Situada na República Árabe Síria, as ruínas da monumental cidade de Palmyra encontram-se hoje no meio de um deserto. Porém, durante o Império Romano, há dois mil anos, a cidade era uma metrópole cultural e comercial, onde afluíam rotas mercantis que ligavam a Pérsia, a Índia e até a China ao Império Romano e cujas influências são visíveis ainda hoje na arquitectura urbana que chegou até aos nossos dias, fazendo parte da lista do património mundial (UNESCO), desde 1980.
A principal questão que se coloca foi a de como a cidade conseguiu prosperar no meio do deserto, ainda que constituísse um oásis.
O arqueólogo Jørgen Christian Meyer fez o levantamento arqueológico numa área de 104 km2, a norte da cidade, durante quatro anos, a partir de 2008, incidindo sobre os terrenos montanhosos que canalizavam as águas da chuva para os vales, tornando a região menos inóspita para a prática da agricultura. Através da prospecção terrestre e imagens de satélite, os arqueólogos suspeitam da existência de mais de 20 aldeias agrícolas a oeste da cidade, a juntar às outras 15, localizadas a este, descobertas anteriormente. Para além destes achados, foram descobertos também vestígios de extensas redes de reservatórios artificiais, ligados por canais, destinados à captura e armazenamento das chuvas provenientes das tempestades sazonais. Com estas descobertas, supõe-se agora que a paisagem circundante à cidade era constituída pelo cultivo de várias espécies agrícolas: oliveiras, figueiras e pistaches, culturas comuns na região. Através de análises de pólen a tijolos de barros, concluiu-se também que a cevada terá sido também cultivada.
O que terá provocado a alteração ambiental naquela região? A pergunta ainda não tem resposta. Porém, os estudiosos colocam de parte a alteração climática radical, uma vez que as mais recentes pesquisas defendem que o macro-clima não terá mudado profundamente desde a Antiguidade.

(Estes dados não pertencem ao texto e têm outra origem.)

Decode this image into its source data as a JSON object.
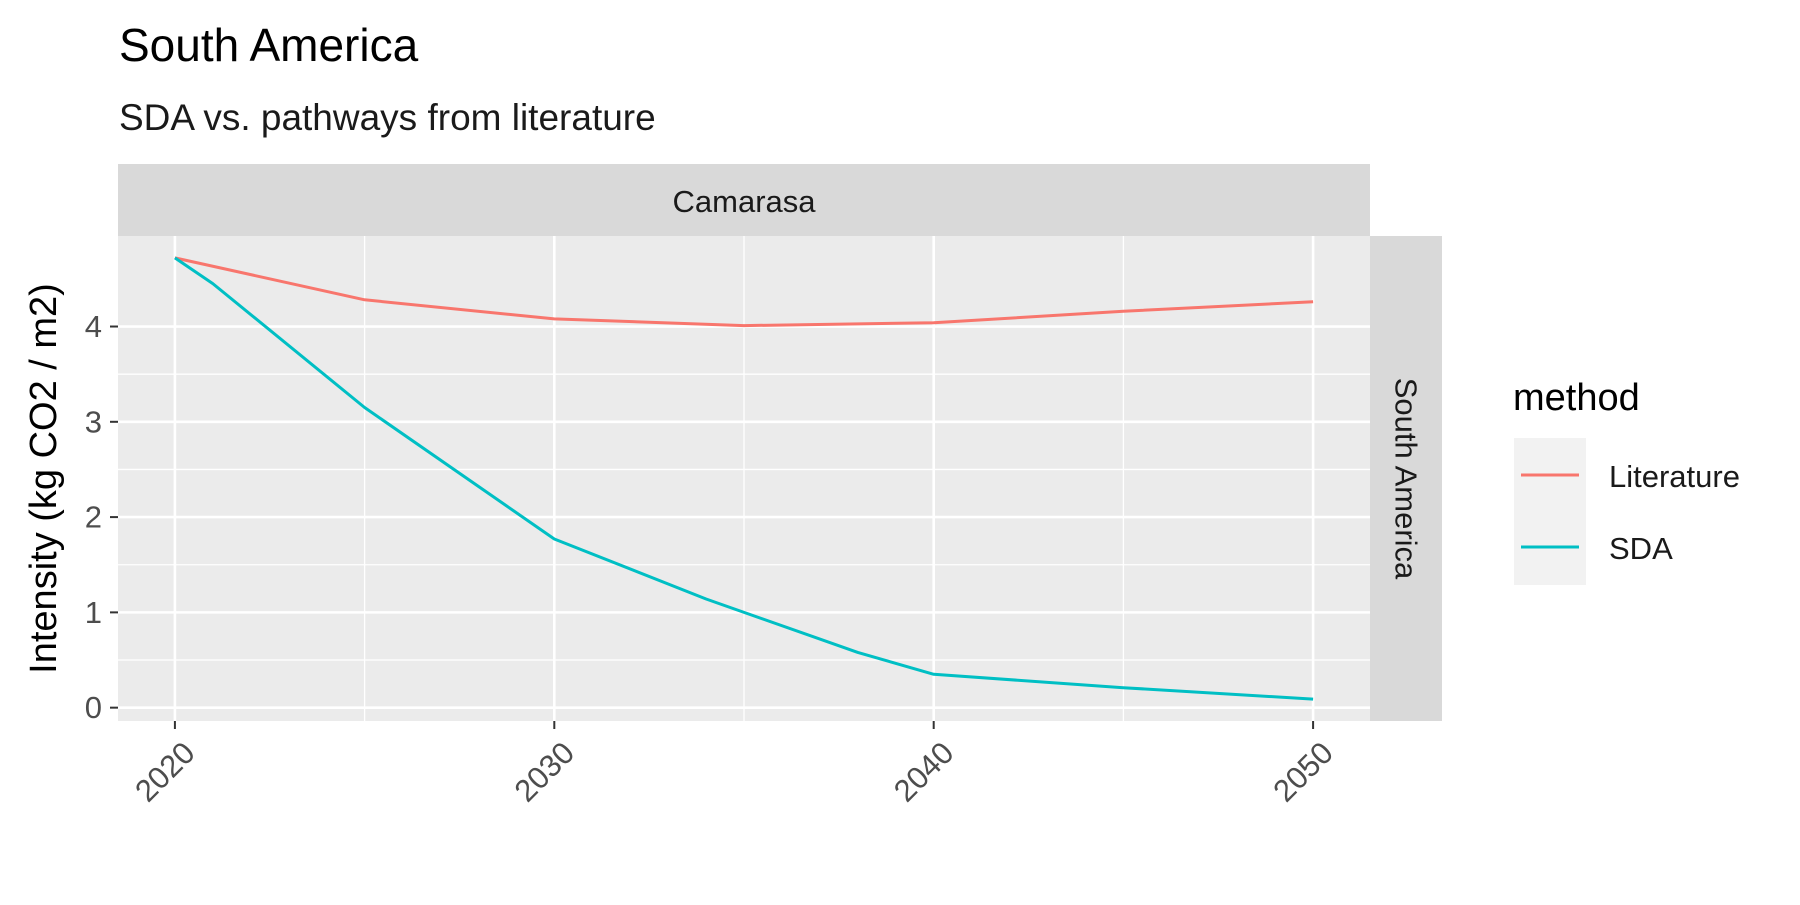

Muito embora fosse uma zona de estepe seca, Meyer considera que a região tinha um potencial enorme para a agricultura, caso existisse um investimento no controlo dos recursos, sobretudo hídricos. Segundo os cálculos do investigador, estima-se que se conseguia captar entre 12 a 15 cm3 de água da chuva por ano, pelo menos até cerca de 700 D.C., altura em que a cidade parece decair, o que permitia alimentar a cidade com a produção agrícola local.

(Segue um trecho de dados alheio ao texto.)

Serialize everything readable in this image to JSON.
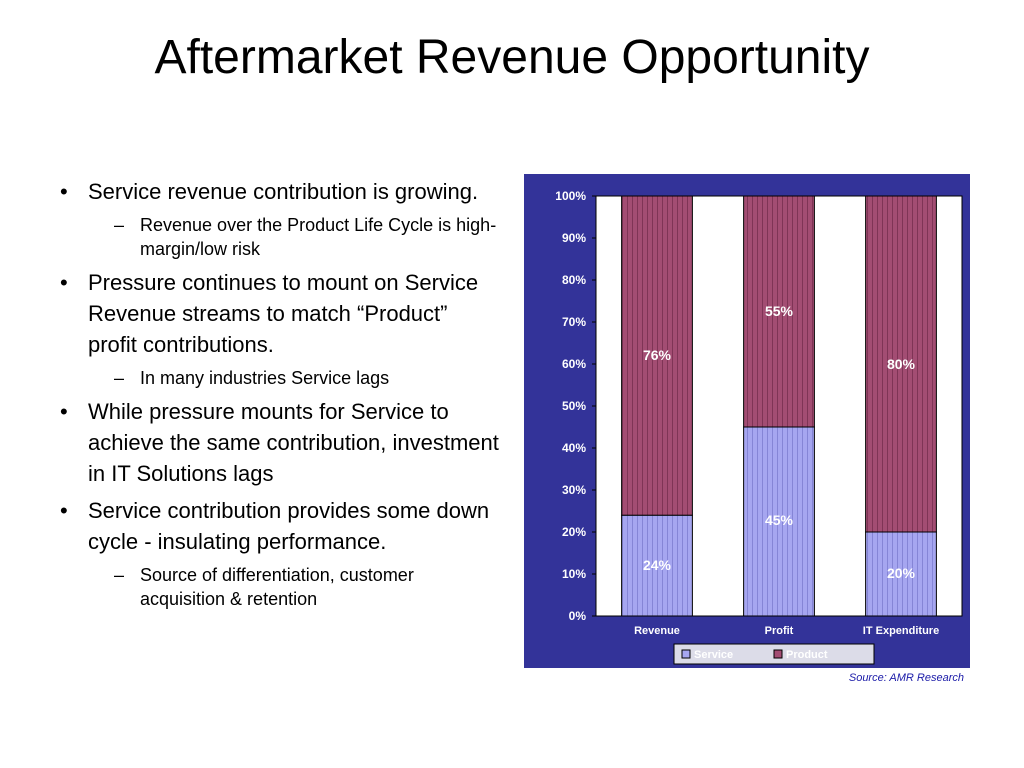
{
  "slide": {
    "title": "Aftermarket Revenue Opportunity",
    "source": "Source:  AMR Research"
  },
  "bullets": [
    {
      "marker": "•",
      "text": "Service revenue contribution is growing.",
      "subs": [
        {
          "marker": "–",
          "text": "Revenue over the Product Life Cycle is high-margin/low risk"
        }
      ]
    },
    {
      "marker": "•",
      "text": "Pressure continues to mount on Service Revenue streams to match “Product” profit contributions.",
      "subs": [
        {
          "marker": "–",
          "text": "In many industries Service lags"
        }
      ]
    },
    {
      "marker": "•",
      "text": "While pressure mounts for Service to achieve the same contribution, investment in IT Solutions lags",
      "subs": []
    },
    {
      "marker": "•",
      "text": "Service contribution provides some down cycle - insulating performance.",
      "subs": [
        {
          "marker": "–",
          "text": "Source of differentiation, customer acquisition & retention"
        }
      ]
    }
  ],
  "chart_data": {
    "type": "bar",
    "stacked": true,
    "percent": true,
    "categories": [
      "Revenue",
      "Profit",
      "IT Expenditure"
    ],
    "series": [
      {
        "name": "Service",
        "values": [
          24,
          45,
          20
        ],
        "labels": [
          "24%",
          "45%",
          "20%"
        ],
        "color": "#a6a6f0"
      },
      {
        "name": "Product",
        "values": [
          76,
          55,
          80
        ],
        "labels": [
          "76%",
          "55%",
          "80%"
        ],
        "color": "#a34d73"
      }
    ],
    "ylim": [
      0,
      100
    ],
    "yticks": [
      "0%",
      "10%",
      "20%",
      "30%",
      "40%",
      "50%",
      "60%",
      "70%",
      "80%",
      "90%",
      "100%"
    ],
    "grid": false,
    "legend": "bottom",
    "colors": {
      "frame": "#333399",
      "plot_bg": "#ffffff",
      "text": "#ffffff"
    }
  }
}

Estas novas descobertas permitem também levantar novas questões, nomeadamente o porquê do florescimento comercial da cidade, que obrigava a deslocação por deserto, através de caravanas e camelos, quando havia rotas alternativas, mais directas e provavelmente, mais rápidas, como é o caso do rio Eufrates, do mar Vermelho e do rio Nilo?
A resposta poderá estar, por um lado, no contexto geopolítico da região, bem como destas agora descobertas condições agrícolas. De facto, há dois mil anos a cidade encontrava-se comprimida entre os impérios romano, de um lado, e o persa, do outro. Ao longo do Eufrates, pequenos reinos cobravam altos impostos pela passagem de mercadorias. Assim, as caravanas que atravessavam o deserto eram uma alternativa atractiva à passagem por esses reinos, porque era livre de impostos. Ora, a existência de uma paragem, urbana e auto-suficiente facilitou a rede comercial, através do deserto. Segundo Meyer, os agricultores cooperaram com os pastores nómadas, que, com as suas caravanas de camelos e ovelhas, permitindo apascentar os rebanhos e as cáfilas, após as colheitas, que ajudaram à fertilização dos campos.
O trabalho de Meyer, infelizmente não finalizado pela situação política instável na Síria, que compromete inclusive a preservação do trabalho de escavação, sobretudo nos arredores da cidade, lança, no entanto, novas perspectivas para a arqueologia como disciplina, mostrando que não se deve dar maior importância aos monumentos construídos pelas elites de outrora – templos, teatros, anfiteatros –, mas sim integrá-los num todo, paisagem incluída, de forma a compreender as sociedades perdidas como um todo, lançando novas pistas para o seu total conhecimento.